The estimation of sightability error in replicated counts.

TAPER, M.L.*

Dept. of Biology, Montana State University/Bozeman ¹

Abstract:
For many organisms, population sizes are estimated by simple counts of observed individuals. This process is statistically problematic because the population size estimates are biased and have no associated estimates of error. Multiple counts have sometimes been used to reduce bias, with the population estimate being taken as the highest count. However, multiple counts contain information not only about population size, but about sightability. I discuss two cases. In the first, sightability is assumed constant over all observations. Counts are replicate observation from a binomial distribution. The second case allows sightability itself to be a random variable. I model sightability with a beta distribution. It can be shown that counts will follow the compound distribution known as a beta-binomial. For neither process can the parameters of interest, population size, and sightability, be successfully estimated using maximum likelihood methods.

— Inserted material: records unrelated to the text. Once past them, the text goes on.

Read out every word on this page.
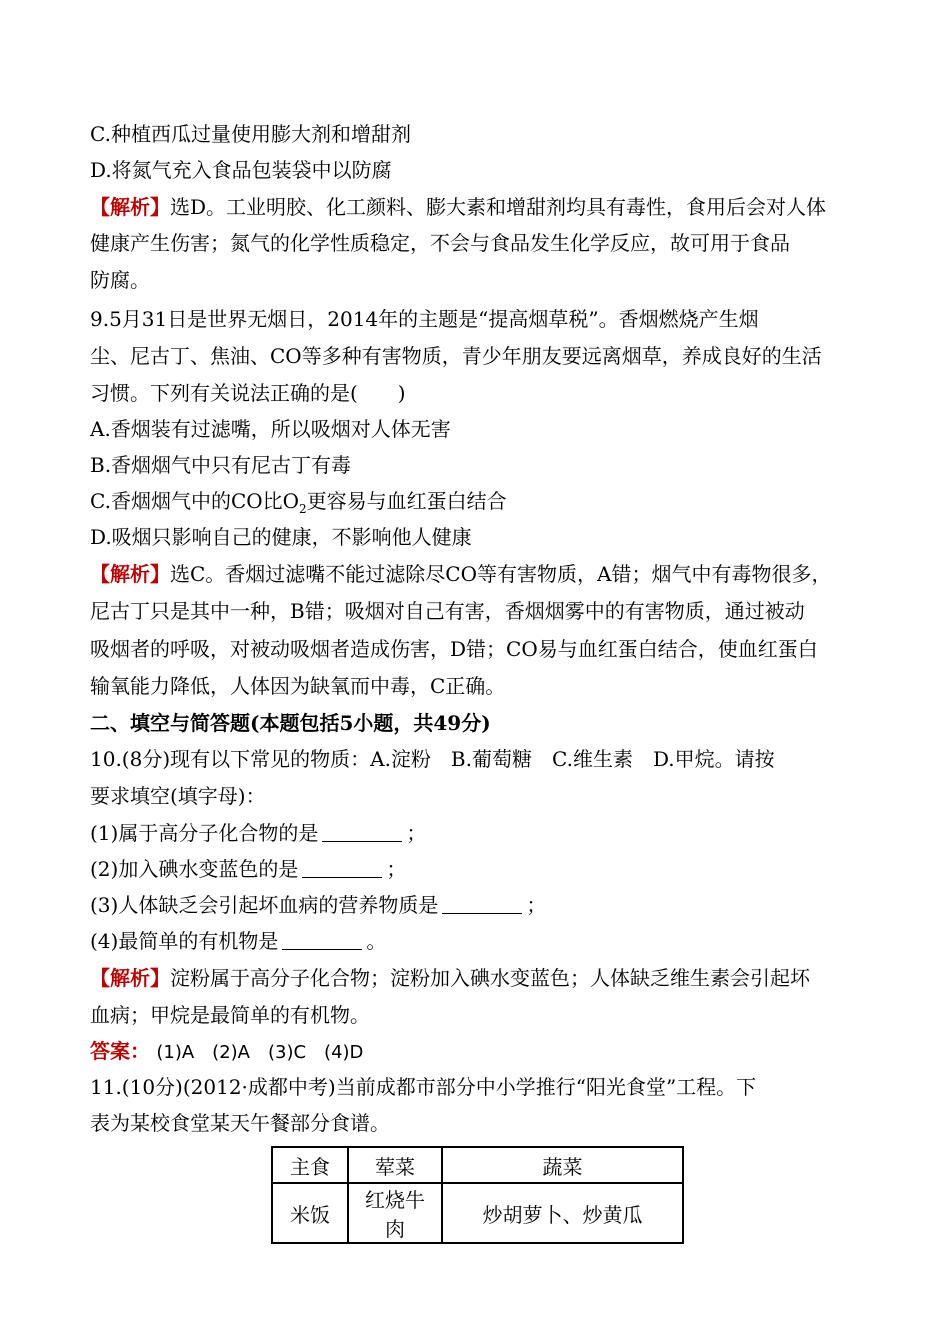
C.种植西瓜过量使用膨大剂和增甜剂
D.将氮气充入食品包装袋中以防腐
【解析】选D。工业明胶、化工颜料、膨大素和增甜剂均具有毒性，食用后会对人体
健康产生伤害；氮气的化学性质稳定，不会与食品发生化学反应，故可用于食品
防腐。
9.5月31日是世界无烟日，2014年的主题是“提高烟草税”。香烟燃烧产生烟
尘、尼古丁、焦油、CO等多种有害物质，青少年朋友要远离烟草，养成良好的生活
习惯。下列有关说法正确的是(　　)
A.香烟装有过滤嘴，所以吸烟对人体无害
B.香烟烟气中只有尼古丁有毒
C.香烟烟气中的CO比$O_2$更容易与血红蛋白结合
D.吸烟只影响自己的健康，不影响他人健康
【解析】选C。香烟过滤嘴不能过滤除尽CO等有害物质，A错；烟气中有毒物很多，
尼古丁只是其中一种，B错；吸烟对自己有害，香烟烟雾中的有害物质，通过被动
吸烟者的呼吸，对被动吸烟者造成伤害，D错；CO易与血红蛋白结合，使血红蛋白
输氧能力降低，人体因为缺氧而中毒，C正确。
二、填空与简答题(本题包括5小题，共49分)
10.(8分)现有以下常见的物质：A.淀粉　B.葡萄糖　C.维生素　D.甲烷。请按
要求填空(填字母)：
(1)属于高分子化合物的是	；
(2)加入碘水变蓝色的是	；
(3)人体缺乏会引起坏血病的营养物质是	；
(4)最简单的有机物是	。
【解析】淀粉属于高分子化合物；淀粉加入碘水变蓝色；人体缺乏维生素会引起坏
血病；甲烷是最简单的有机物。
答案： (1)A　(2)A　(3)C　(4)D
11.(10分)(2012·成都中考)当前成都市部分中小学推行“阳光食堂”工程。下
表为某校食堂某天午餐部分食谱。
主食	荤菜	蔬菜
米饭	红烧牛肉	炒胡萝卜、炒黄瓜
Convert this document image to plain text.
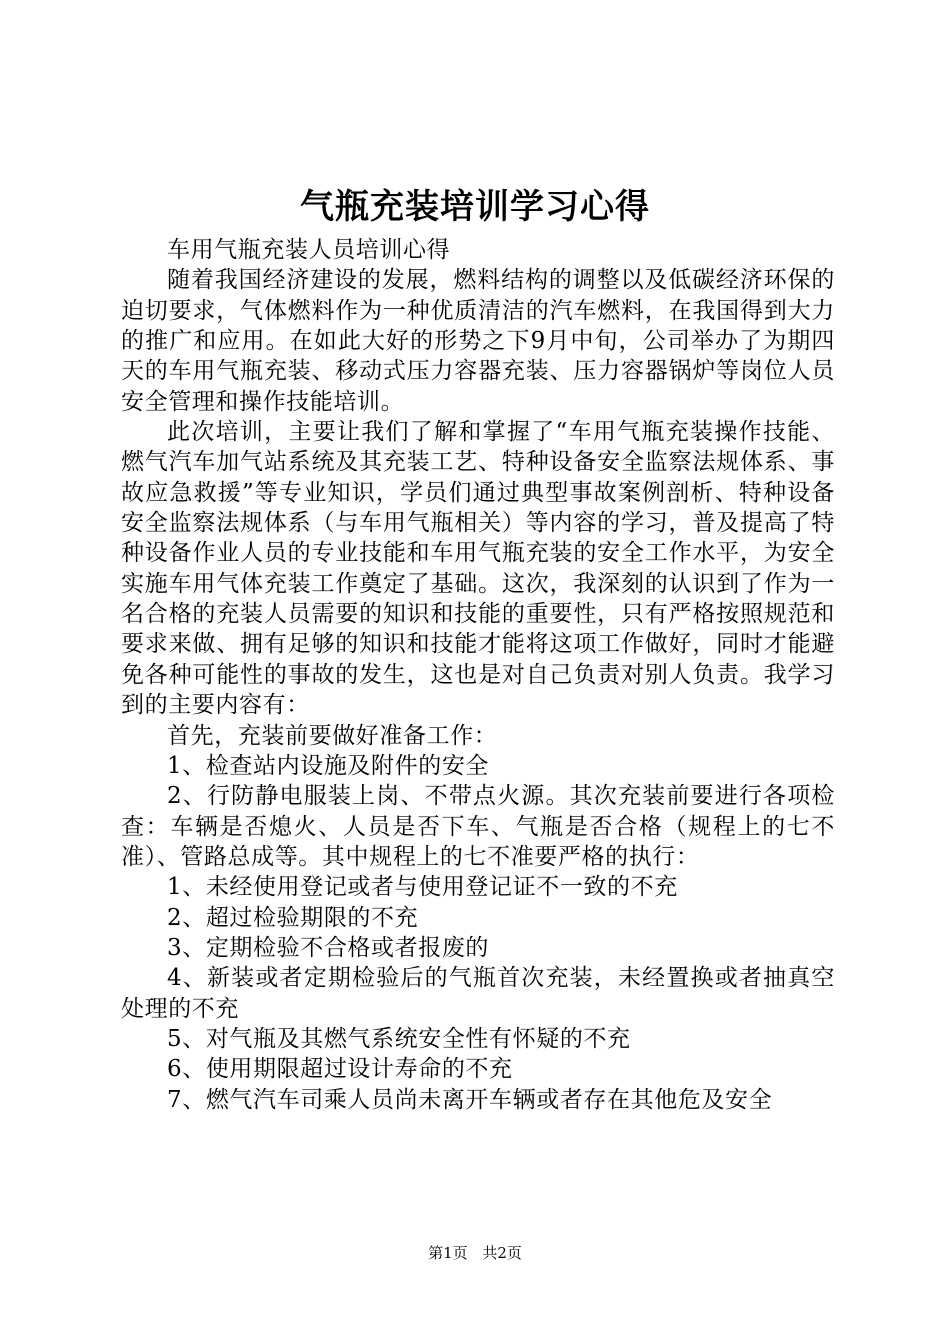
气瓶充装培训学习心得

车用气瓶充装人员培训心得

随着我国经济建设的发展，燃料结构的调整以及低碳经济环保的迫切要求，气体燃料作为一种优质清洁的汽车燃料，在我国得到大力的推广和应用。在如此大好的形势之下9月中旬，公司举办了为期四天的车用气瓶充装、移动式压力容器充装、压力容器锅炉等岗位人员安全管理和操作技能培训。

此次培训，主要让我们了解和掌握了“车用气瓶充装操作技能、燃气汽车加气站系统及其充装工艺、特种设备安全监察法规体系、事故应急救援”等专业知识，学员们通过典型事故案例剖析、特种设备安全监察法规体系（与车用气瓶相关）等内容的学习，普及提高了特种设备作业人员的专业技能和车用气瓶充装的安全工作水平，为安全实施车用气体充装工作奠定了基础。这次，我深刻的认识到了作为一名合格的充装人员需要的知识和技能的重要性，只有严格按照规范和要求来做、拥有足够的知识和技能才能将这项工作做好，同时才能避免各种可能性的事故的发生，这也是对自己负责对别人负责。我学习到的主要内容有：

首先，充装前要做好准备工作：

1、检查站内设施及附件的安全

2、行防静电服装上岗、不带点火源。其次充装前要进行各项检查：车辆是否熄火、人员是否下车、气瓶是否合格（规程上的七不准）、管路总成等。其中规程上的七不准要严格的执行：

1、未经使用登记或者与使用登记证不一致的不充

2、超过检验期限的不充

3、定期检验不合格或者报废的

4、新装或者定期检验后的气瓶首次充装，未经置换或者抽真空处理的不充

5、对气瓶及其燃气系统安全性有怀疑的不充

6、使用期限超过设计寿命的不充

7、燃气汽车司乘人员尚未离开车辆或者存在其他危及安全

第1页 共2页
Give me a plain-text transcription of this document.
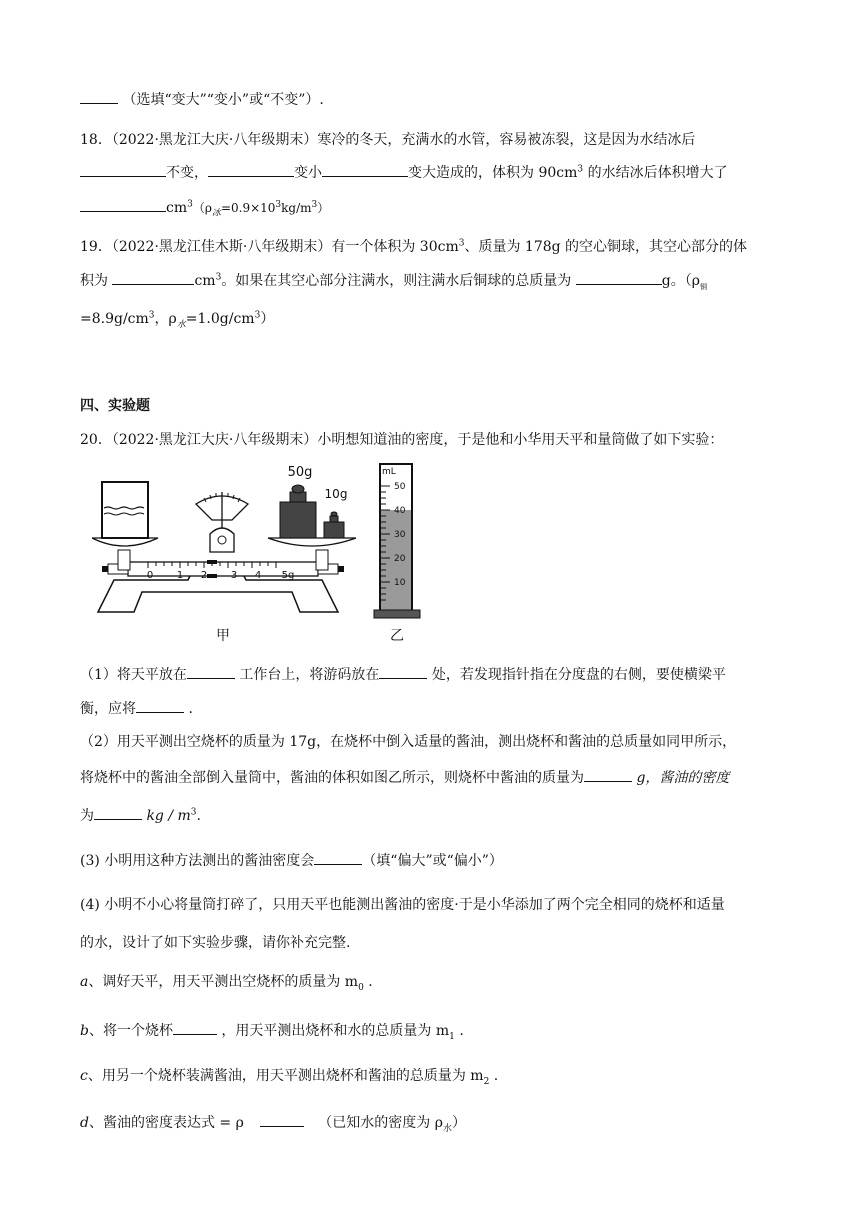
（选填“变大”“变小”或“不变”）.
18．（2022·黑龙江大庆·八年级期末）寒冷的冬天，充满水的水管，容易被冻裂，这是因为水结冰后
不变，	变小	变大造成的，体积为 $90cm^3$ 的水结冰后体积增大了
$cm^3(\rho_冰=0.9\times 10^3kg/m^3)$
19．（2022·黑龙江佳木斯·八年级期末）有一个体积为 $30cm^3$、质量为 178g 的空心铜球，其空心部分的体
积为	$cm^3$。如果在其空心部分注满水，则注满水后铜球的总质量为	g。（$\rho_铜$
$=8.9g/cm^3$，$\rho_水=1.0g/cm^3$）
四、实验题
20．（2022·黑龙江大庆·八年级期末）小明想知道油的密度，于是他和小华用天平和量筒做了如下实验：
0 1 2 3 4 5g
50g
10g
甲
mL
50
40
30
20
10
乙
（1）将天平放在	工作台上，将游码放在	处，若发现指针指在分度盘的右侧，要使横梁平
衡，应将	.
（2）用天平测出空烧杯的质量为 17g，在烧杯中倒入适量的酱油，测出烧杯和酱油的总质量如同甲所示，
将烧杯中的酱油全部倒入量筒中，酱油的体积如图乙所示，则烧杯中酱油的质量为	g，酱油的密度
为	kg / $m^3$.
(3) 小明用这种方法测出的酱油密度会	（填“偏大”或“偏小”）
(4) 小明不小心将量筒打碎了，只用天平也能测出酱油的密度·于是小华添加了两个完全相同的烧杯和适量
的水，设计了如下实验步骤，请你补充完整.
a、调好天平，用天平测出空烧杯的质量为 $m_0$ .
b、将一个烧杯	，用天平测出烧杯和水的总质量为 $m_1$ .
c、用另一个烧杯装满酱油，用天平测出烧杯和酱油的总质量为 $m_2$ .
d、酱油的密度表达式 = ρ	（已知水的密度为 $\rho_水$）
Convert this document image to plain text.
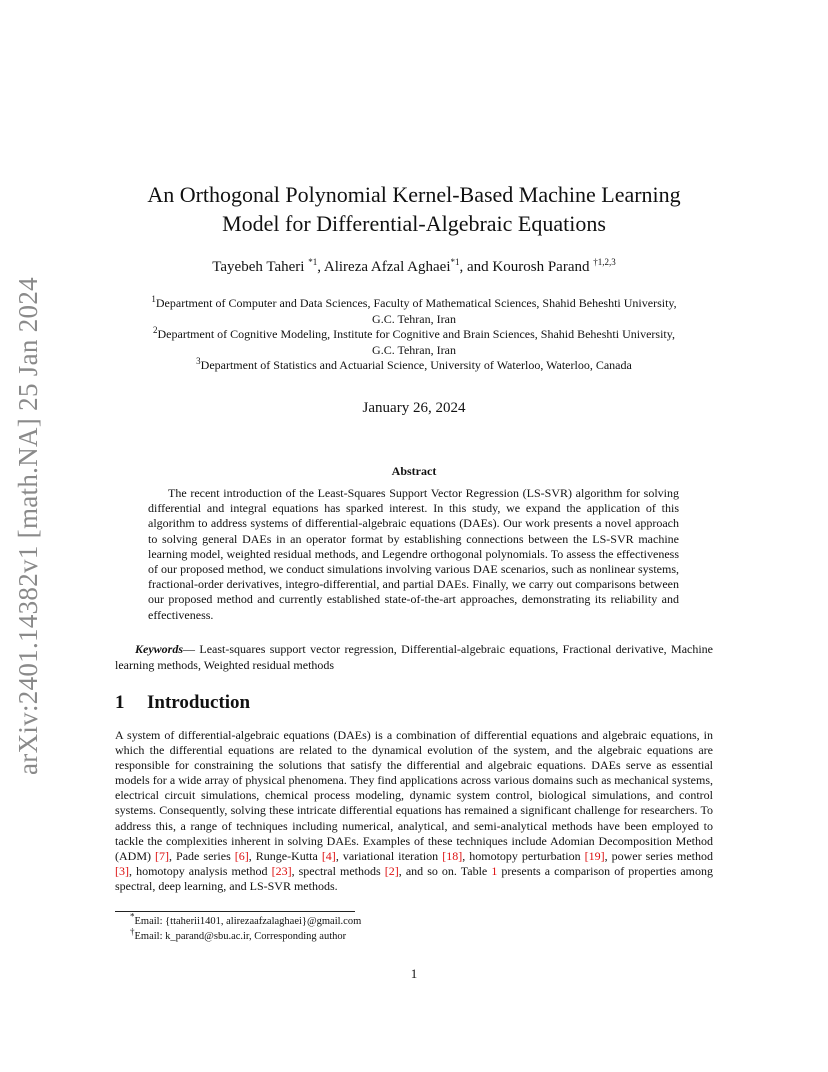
arXiv:2401.14382v1 [math.NA] 25 Jan 2024
An Orthogonal Polynomial Kernel-Based Machine Learning
Model for Differential-Algebraic Equations
Tayebeh Taheri $^{*1}$, Alireza Afzal Aghaei$^{*1}$, and Kourosh Parand $^{\dagger 1,2,3}$

$^1$Department of Computer and Data Sciences, Faculty of Mathematical Sciences, Shahid Beheshti University,
G.C. Tehran, Iran

$^2$Department of Cognitive Modeling, Institute for Cognitive and Brain Sciences, Shahid Beheshti University,
G.C. Tehran, Iran

$^3$Department of Statistics and Actuarial Science, University of Waterloo, Waterloo, Canada

January 26, 2024
Abstract

The recent introduction of the Least-Squares Support Vector Regression (LS-SVR) algorithm for solving differential and integral equations has sparked interest. In this study, we expand the application of this algorithm to address systems of differential-algebraic equations (DAEs). Our work presents a novel approach to solving general DAEs in an operator format by establishing connections between the LS-SVR machine learning model, weighted residual methods, and Legendre orthogonal polynomials. To assess the effectiveness of our proposed method, we conduct simulations involving various DAE scenarios, such as nonlinear systems, fractional-order derivatives, integro-differential, and partial DAEs. Finally, we carry out comparisons between our proposed method and currently established state-of-the-art approaches, demonstrating its reliability and effectiveness.

Keywords— Least-squares support vector regression, Differential-algebraic equations, Fractional derivative, Machine learning methods, Weighted residual methods

1 Introduction

A system of differential-algebraic equations (DAEs) is a combination of differential equations and algebraic equations, in which the differential equations are related to the dynamical evolution of the system, and the algebraic equations are responsible for constraining the solutions that satisfy the differential and algebraic equations. DAEs serve as essential models for a wide array of physical phenomena. They find applications across various domains such as mechanical systems, electrical circuit simulations, chemical process modeling, dynamic system control, biological simulations, and control systems. Consequently, solving these intricate differential equations has remained a significant challenge for researchers. To address this, a range of techniques including numerical, analytical, and semi-analytical methods have been employed to tackle the complexities inherent in solving DAEs. Examples of these techniques include Adomian Decomposition Method (ADM) [7], Pade series [6], Runge-Kutta [4], variational iteration [18], homotopy perturbation [19], power series method [3], homotopy analysis method [23], spectral methods [2], and so on. Table 1 presents a comparison of properties among spectral, deep learning, and LS-SVR methods.

*Email: {ttaherii1401, alirezaafzalaghaei}@gmail.com

†Email: k_parand@sbu.ac.ir, Corresponding author

1
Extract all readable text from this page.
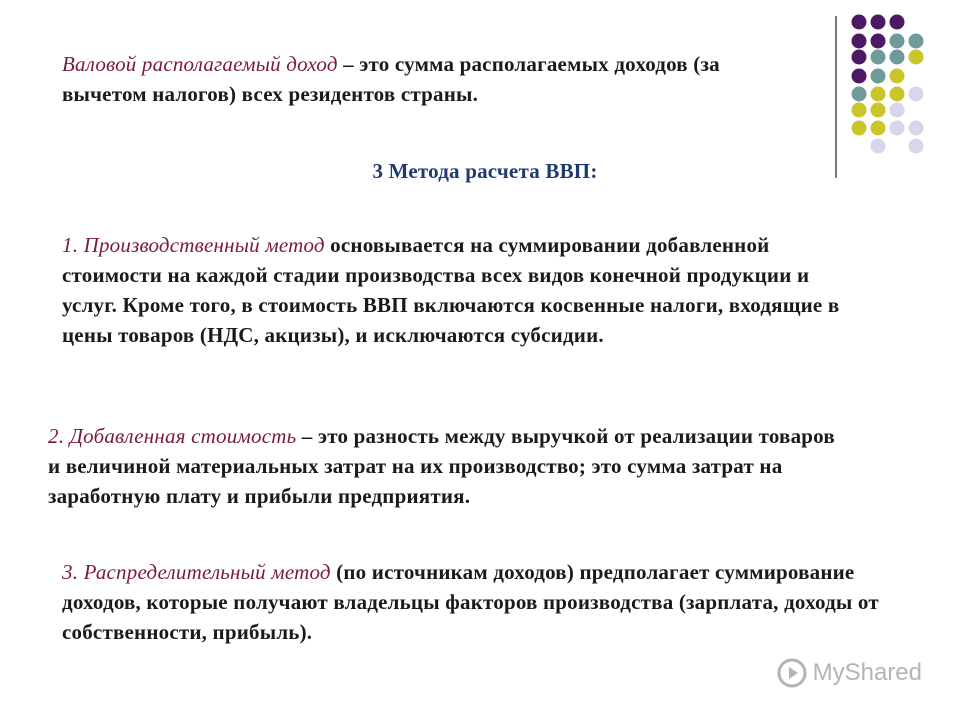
Валовой располагаемый доход – это сумма располагаемых доходов (за вычетом налогов) всех резидентов страны.
3 Метода расчета ВВП:
1. Производственный метод основывается на суммировании добавленной стоимости на каждой стадии производства всех видов конечной продукции и услуг. Кроме того, в стоимость ВВП включаются косвенные налоги, входящие в цены товаров (НДС, акцизы), и исключаются субсидии.
2. Добавленная стоимость – это разность между выручкой от реализации товаров и величиной материальных затрат на их производство; это сумма затрат на заработную плату и прибыли предприятия.
3. Распределительный метод (по источникам доходов) предполагает суммирование доходов, которые получают владельцы факторов производства (зарплата, доходы от собственности, прибыль).
MyShared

This is because true population size is an upper boundary for the observed counts. Maximum likelihood asymptotic theory does not apply to boundary parameters. In this problem ML estimates tend to either approach infinity or the observed counts. I employ a technique known as the maximum spacing product to estimate the parameters of interest. I develop estimates and confidence intervals. The utility of the method is demonstrated using estimates of bison abundance from Yellowstone National Park..

Keywords: measurement error, observer error, population estimate, bison, Yellowstone National Park, replicated counts, sightability

This abstract is being presented at: 10:15 AM in session:
Symposium # 15: Measurement Error in Ecological Data.